Kore Yarımadası'nın nükleerden arındırılması konusunun zirvede ele alınmasına rağmen "hiçbir ülkenin konuya ciddi şekilde eğilmediğini" belirten Eldridge, "Bu durum, dikkat çekmek isteyen (Kuzey Kore lideri) Kim'i yine pervasızca hareket etmesine yol açabilir." ifadelerini kullandı.
"Japonya'dan daha fazlası"Tokyo'daki Tama Üniversitesi Kural Koyucu Stratejiler Merkezi Müdür Yardımcısı Brad Glosserman "başarılı" olarak nitelediği zirvenin, ABD'nin Japonya'ya ve Hint-Pasifik bölgesine verdiği önceliğinin göstergesi olduğunu kaydetti.
Glosserman, "ABD'de başkan değişikliğinin, dönemin liderleri ABD Başkanı Donald Trump ile Japonya Başbakanı Abe Şinzo arasındaki özel ilişkiye gölge düşürebileceği ve ittifakı zayıflatacağı endişeleri giderildi." dedi.
Kyodo ajansına konuşan Rand Corporation adlı düşünce kuruluşundan siyaset bilimci Jeffrey Hornung, pek çok ülkenin Çin ile ekonomik ve güvenlik ilişkilerinde denge politikası yürüttüğünü ancak Japonya'nın bu doğrultuda politika benimsemediğini kaydetti.
Hornung, "Japonya, Çin ile devasa ekonomik ilişkilere sahip ancak bazı konularda eleştirmeye çok istekli.
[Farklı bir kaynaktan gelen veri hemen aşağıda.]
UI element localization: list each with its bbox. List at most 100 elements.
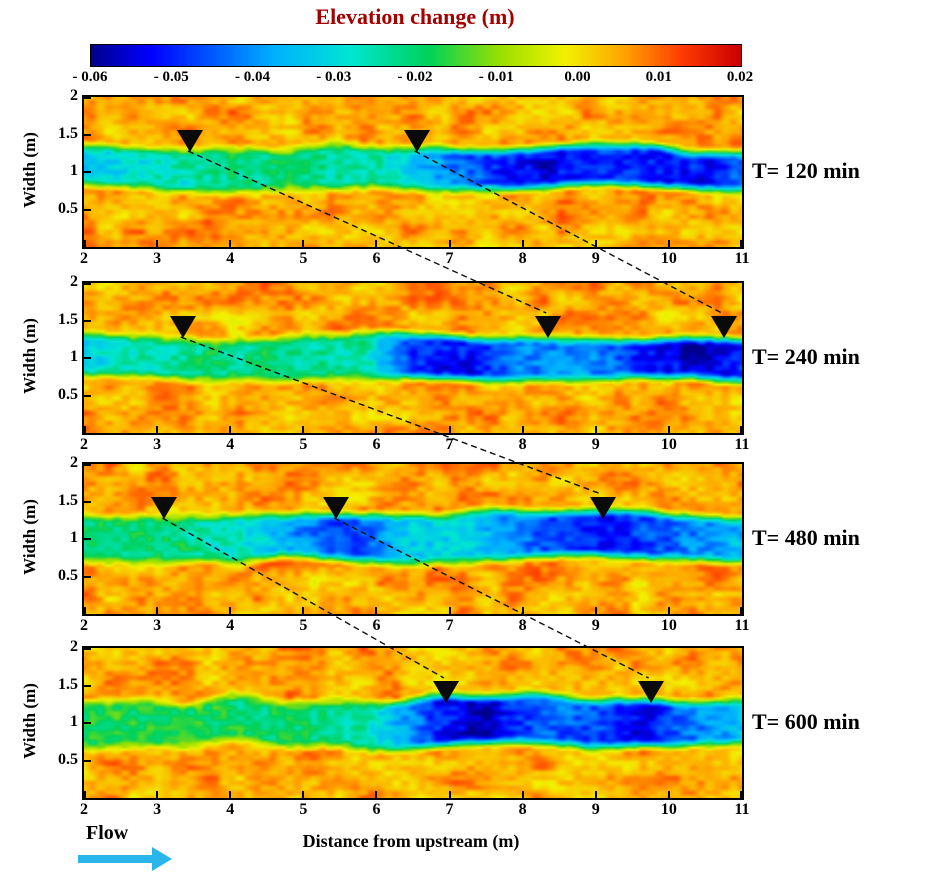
x-tick-mark <box>594 607 597 614</box>
x-tick-label: 10 <box>660 801 677 818</box>
heatmap-panel-3: 2 3 4 5 6 7 8 9 10 11 2 1.5 1 0.5 <box>58 638 750 818</box>
x-tick-mark <box>375 240 378 247</box>
x-tick-mark <box>448 240 451 247</box>
x-tick-mark <box>302 240 305 247</box>
x-tick-mark <box>156 791 159 798</box>
x-tick-label: 7 <box>445 801 454 818</box>
x-tick-label: 9 <box>591 801 600 818</box>
x-tick-mark <box>667 791 670 798</box>
y-tick-mark <box>84 648 91 650</box>
y-tick-mark <box>84 97 91 99</box>
x-tick-mark <box>375 426 378 433</box>
x-tick-mark <box>302 791 305 798</box>
x-tick-label: 2 <box>80 801 88 818</box>
y-tick-label: 2 <box>70 454 78 471</box>
x-tick-mark <box>521 240 524 247</box>
y-axis-title: Width (m) <box>20 499 39 575</box>
colorbar-tick-label: 0.01 <box>645 69 672 85</box>
x-tick-label: 9 <box>591 617 600 634</box>
x-tick-mark <box>375 607 378 614</box>
x-tick-label: 3 <box>153 617 162 634</box>
x-tick-label: 4 <box>226 617 235 634</box>
y-tick-mark <box>84 538 91 540</box>
y-tick-label: 1.5 <box>58 491 78 509</box>
x-tick-mark <box>740 240 742 247</box>
y-tick-mark <box>84 575 91 578</box>
y-tick-label: 1 <box>70 348 78 365</box>
flow-arrow-icon <box>78 855 152 863</box>
marker-triangle <box>323 497 350 519</box>
time-label-0: T= 120 min <box>752 158 860 183</box>
x-tick-mark <box>156 607 159 614</box>
colorbar-tick-label: - 0.06 <box>72 69 108 85</box>
marker-triangle <box>169 316 196 338</box>
heatmap-panel-1: 2 3 4 5 6 7 8 9 10 11 2 1.5 1 0.5 <box>58 273 750 453</box>
x-tick-label: 2 <box>80 617 88 634</box>
y-tick-mark <box>84 759 91 762</box>
x-tick-label: 3 <box>153 436 162 453</box>
x-tick-label: 4 <box>226 801 235 818</box>
y-tick-label: 0.5 <box>58 750 78 768</box>
x-tick-mark <box>302 426 305 433</box>
x-tick-label: 7 <box>445 250 454 267</box>
y-axis-title: Width (m) <box>20 683 39 759</box>
x-tick-mark <box>302 607 305 614</box>
x-tick-label: 5 <box>299 617 308 634</box>
y-tick-mark <box>84 283 91 285</box>
x-tick-label: 4 <box>226 250 235 267</box>
y-tick-label: 1.5 <box>58 675 78 693</box>
colorbar-tick-label: - 0.01 <box>478 69 514 85</box>
colorbar-tick-label: - 0.04 <box>235 69 270 85</box>
x-tick-label: 6 <box>372 436 381 453</box>
x-tick-mark <box>229 791 232 798</box>
colorbar-title: Elevation change (m) <box>315 4 515 29</box>
y-tick-mark <box>84 684 91 687</box>
heatmap-canvas-2 <box>84 464 742 614</box>
x-tick-label: 10 <box>660 436 677 453</box>
marker-triangle <box>151 497 178 519</box>
x-tick-mark <box>156 240 159 247</box>
flow-label: Flow <box>86 822 129 844</box>
colorbar-tick-label: 0.00 <box>564 69 591 85</box>
y-axis-title: Width (m) <box>20 132 39 208</box>
colorbar-tick-labels: - 0.06 - 0.05 - 0.04 - 0.03 - 0.02 - 0.01 0.00… <box>73 69 754 87</box>
x-tick-label: 8 <box>518 617 527 634</box>
x-tick-label: 10 <box>660 617 677 634</box>
x-tick-label: 9 <box>591 436 600 453</box>
x-tick-mark <box>521 791 524 798</box>
x-tick-mark <box>667 426 670 433</box>
x-tick-label: 5 <box>299 801 308 818</box>
x-tick-mark <box>740 426 742 433</box>
marker-triangle <box>177 130 203 152</box>
y-tick-label: 2 <box>70 87 78 104</box>
x-tick-mark <box>594 240 597 247</box>
y-tick-label: 0.5 <box>58 385 78 403</box>
x-tick-label: 6 <box>372 801 381 818</box>
x-tick-mark <box>521 426 524 433</box>
time-label-1: T= 240 min <box>752 344 860 369</box>
x-tick-label: 5 <box>299 436 308 453</box>
y-tick-label: 2 <box>70 273 78 290</box>
x-tick-mark <box>84 240 86 247</box>
time-label-3: T= 600 min <box>752 709 860 734</box>
colorbar-tick-label: 0.02 <box>726 69 754 85</box>
y-tick-label: 2 <box>70 638 78 655</box>
x-tick-label: 2 <box>80 436 88 453</box>
marker-triangle <box>432 681 459 703</box>
y-tick-mark <box>84 133 91 136</box>
x-tick-mark <box>448 426 451 433</box>
heatmap-canvas-1 <box>84 283 742 433</box>
marker-triangle <box>637 681 664 703</box>
heatmap-canvas-3 <box>84 648 742 798</box>
x-tick-label: 9 <box>591 250 600 267</box>
x-tick-mark <box>521 607 524 614</box>
x-tick-mark <box>84 607 86 614</box>
colorbar-tick-label: - 0.02 <box>397 69 433 85</box>
x-tick-label: 8 <box>518 436 527 453</box>
heatmap-panel-2: 2 3 4 5 6 7 8 9 10 11 2 1.5 1 0.5 <box>58 454 750 634</box>
y-tick-label: 1 <box>70 529 78 546</box>
x-axis-title: Distance from upstream (m) <box>302 831 520 851</box>
x-tick-mark <box>156 426 159 433</box>
y-tick-mark <box>84 394 91 397</box>
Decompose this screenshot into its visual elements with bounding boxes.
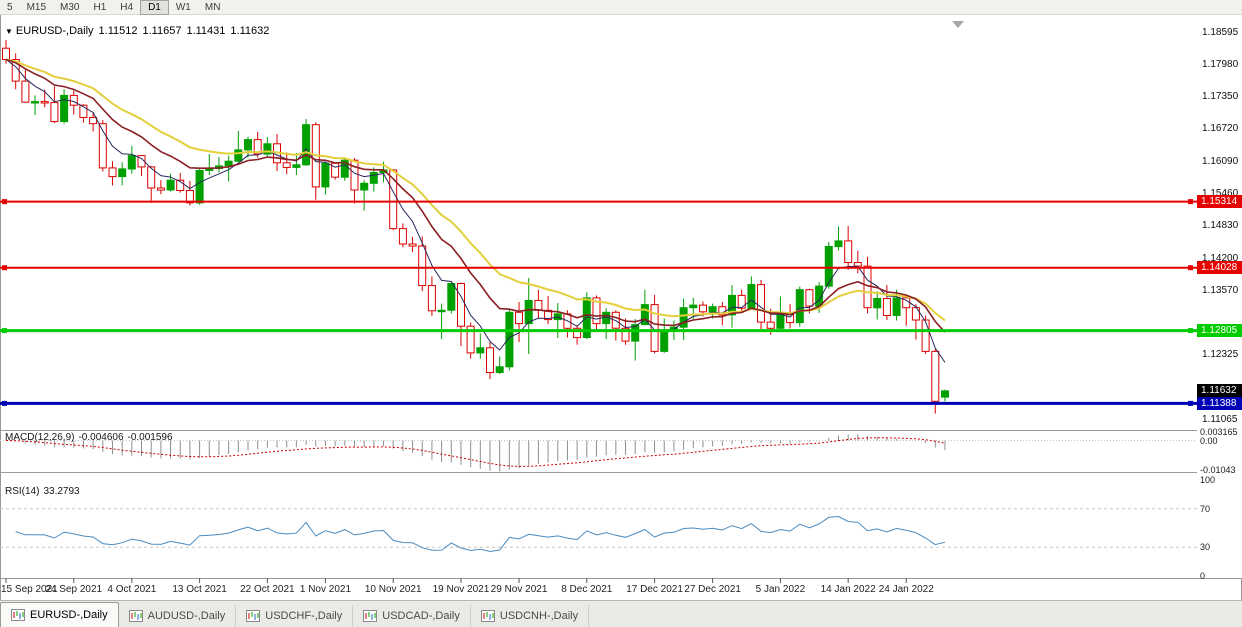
ohlc-low: 1.11431 [186,25,226,37]
hline-handle[interactable] [1188,328,1193,334]
price-tick-label: 1.15460 [1202,188,1239,200]
chart-icon [11,609,25,621]
hline-handle[interactable] [1188,199,1193,205]
chart-header: ▼ EURUSD-,Daily 1.11512 1.11657 1.11431 1.116… [5,25,274,37]
price-tick-label: 1.16720 [1202,123,1239,135]
ma-5-line [5,59,946,363]
timeframe-d1[interactable]: D1 [140,0,169,15]
macd-value-main: -0.004606 [78,432,124,443]
tab-audusd-daily[interactable]: AUDUSD-,Daily [119,605,237,627]
tab-label: USDCNH-,Daily [499,610,579,622]
tab-usdcnh-daily[interactable]: USDCNH-,Daily [471,605,590,627]
ohlc-high: 1.11657 [142,25,182,37]
hline-handle[interactable] [2,265,7,271]
chart-icon [128,610,143,622]
price-tick-label: 1.16090 [1202,155,1239,167]
date-label: 24 Jan 2022 [879,584,934,595]
ohlc-close: 1.11632 [230,25,270,37]
date-label: 4 Oct 2021 [107,584,156,595]
rsi-axis-label: 0 [1200,571,1206,581]
price-tick-label: 1.17980 [1202,58,1239,70]
chart-icon [480,610,495,622]
date-label: 22 Oct 2021 [240,584,295,595]
date-label: 29 Nov 2021 [491,584,548,595]
price-tick-label: 1.17350 [1202,90,1239,102]
current-price-label: 1.11632 [1197,384,1242,398]
tab-eurusd-daily[interactable]: EURUSD-,Daily [0,602,119,627]
hline-handle[interactable] [2,199,7,205]
candles-layer [2,39,949,414]
hline-handle[interactable] [1188,400,1193,406]
macd-value-signal: -0.001596 [127,432,173,443]
date-label: 24 Sep 2021 [45,584,102,595]
chart-icon [363,610,378,622]
bottom-tabbar: EURUSD-,Daily AUDUSD-,Daily USDCHF-,Daily U… [0,600,1242,627]
macd-axis-label: 0.00 [1200,435,1218,446]
price-axis[interactable]: 1.18595 1.17980 1.17350 1.16720 1.16090 1.154… [1197,14,1242,581]
timeframe-h1[interactable]: H1 [93,1,107,13]
timeframe-m30[interactable]: M30 [60,1,80,13]
price-tick-label: 1.13570 [1202,285,1239,297]
date-label: 13 Oct 2021 [172,584,227,595]
rsi-label: RSI(14) 33.2793 [5,486,84,497]
timeframe-mn[interactable]: MN [204,1,221,13]
timeframe-w1[interactable]: W1 [175,1,191,13]
price-tick-label: 1.14200 [1202,252,1239,264]
macd-panel [0,434,1197,472]
hline-handle[interactable] [2,400,7,406]
date-label: 5 Jan 2022 [756,584,806,595]
ohlc-open: 1.11512 [98,25,138,37]
date-label: 27 Dec 2021 [684,584,741,595]
price-level-label: 1.14028 [1197,261,1242,275]
rsi-axis-label: 70 [1200,503,1211,514]
macd-axis-label: -0.01043 [1200,464,1236,475]
macd-label: MACD(12,26,9) -0.004606 -0.001596 [5,432,177,443]
price-tick-label: 1.18595 [1202,27,1239,38]
date-label: 14 Jan 2022 [821,584,876,595]
timeframe-h4[interactable]: H4 [120,1,134,13]
rsi-axis-label: 30 [1200,542,1211,553]
price-level-label: 1.15314 [1197,195,1242,209]
rsi-line [15,515,946,553]
macd-name: MACD(12,26,9) [5,432,75,443]
date-label: 17 Dec 2021 [626,584,683,595]
chart-icon [246,610,261,622]
chart-symbol: EURUSD-,Daily [15,25,94,37]
price-level-label: 1.12805 [1197,324,1242,338]
timeframe-toolbar: 5 M15 M30 H1 H4 D1 W1 MN [0,0,1242,15]
price-tick-label: 1.12325 [1202,349,1239,361]
ma-20-line [5,58,946,322]
price-tick-label: 1.14830 [1202,220,1239,232]
date-label: 10 Nov 2021 [365,584,422,595]
tab-label: USDCHF-,Daily [265,610,343,622]
rsi-name: RSI(14) [5,486,40,497]
date-label: 19 Nov 2021 [433,584,490,595]
date-label: 8 Dec 2021 [561,584,613,595]
macd-signal-line [5,437,946,467]
hline-handle[interactable] [1188,265,1193,271]
ma-12-line [5,58,946,333]
rsi-axis-label: 100 [1200,475,1216,485]
hline-handle[interactable] [2,328,7,334]
date-label: 15 Sep 2021 [1,584,58,595]
rsi-panel [0,508,1197,553]
symbol-dropdown-icon[interactable]: ▼ [5,27,13,36]
date-label: 1 Nov 2021 [300,584,352,595]
tab-usdcad-daily[interactable]: USDCAD-,Daily [353,605,471,627]
timeframe-m15[interactable]: M15 [26,1,47,13]
tab-label: AUDUSD-,Daily [147,610,226,622]
price-tick-label: 1.11065 [1202,413,1238,425]
macd-axis-label: 0.003165 [1200,426,1238,437]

Öyle ki Biden, Japonya'yı 'kafa dengi' partneri ve 'becerikli anlaşma müttefiki' olarak görüyor." diye konuştu.
Keio Üniversitesinden siyaset bilimci Prof. Nakayama Toşihiro, ikili güvenlik ittifakında "Japonya'dan daha fazlasının talep edildiğini" belirterek "Eğer Japonya aktif rol oynamaya yaklaşmayacaksa ittifakta bir çeşit kriz çıkabilir sinyali verildi." dedi.
"Çin ile çatışma çıkarmama" muammasıDış İlişkiler Konseyi (CFR) Japonya Çalışmaları Kıdemli Uzmanı Sheila Smith'in zirveye yönelik kaleme aldığı, uluslararası basına yansıyan makalede, Biden tarafından Washington'da ilk yabancı lider olarak Suga'nın ağırlanmasını "menfaatlerin kesişmesine" bağladı.
Smith, "ABD, 'azimli ve adanmış' Japonya'ya bağımlı; Japonya ise 'müdahil ve güçlü' ABD'ye bağımlı. Bölgesel mücadeleler göz önüne alındığında, bu ittifak hizada tutulması ve kararlılıkla ileriye taşınması gereken bir ittifak" ifadelerini kullandı. Yeni tip koronavirüse (Kovid-19) rağmen Suga ile Biden'ın yüz yüze görüşmesini, "İki ülke menfaatlerinin, 'Çin ile çatışma çıkarmadan gerçekleştirmek' gibi büyük bir muammayı çözmek için ortak vizyon geliştirme fırsatı" olarak nitelendirdi.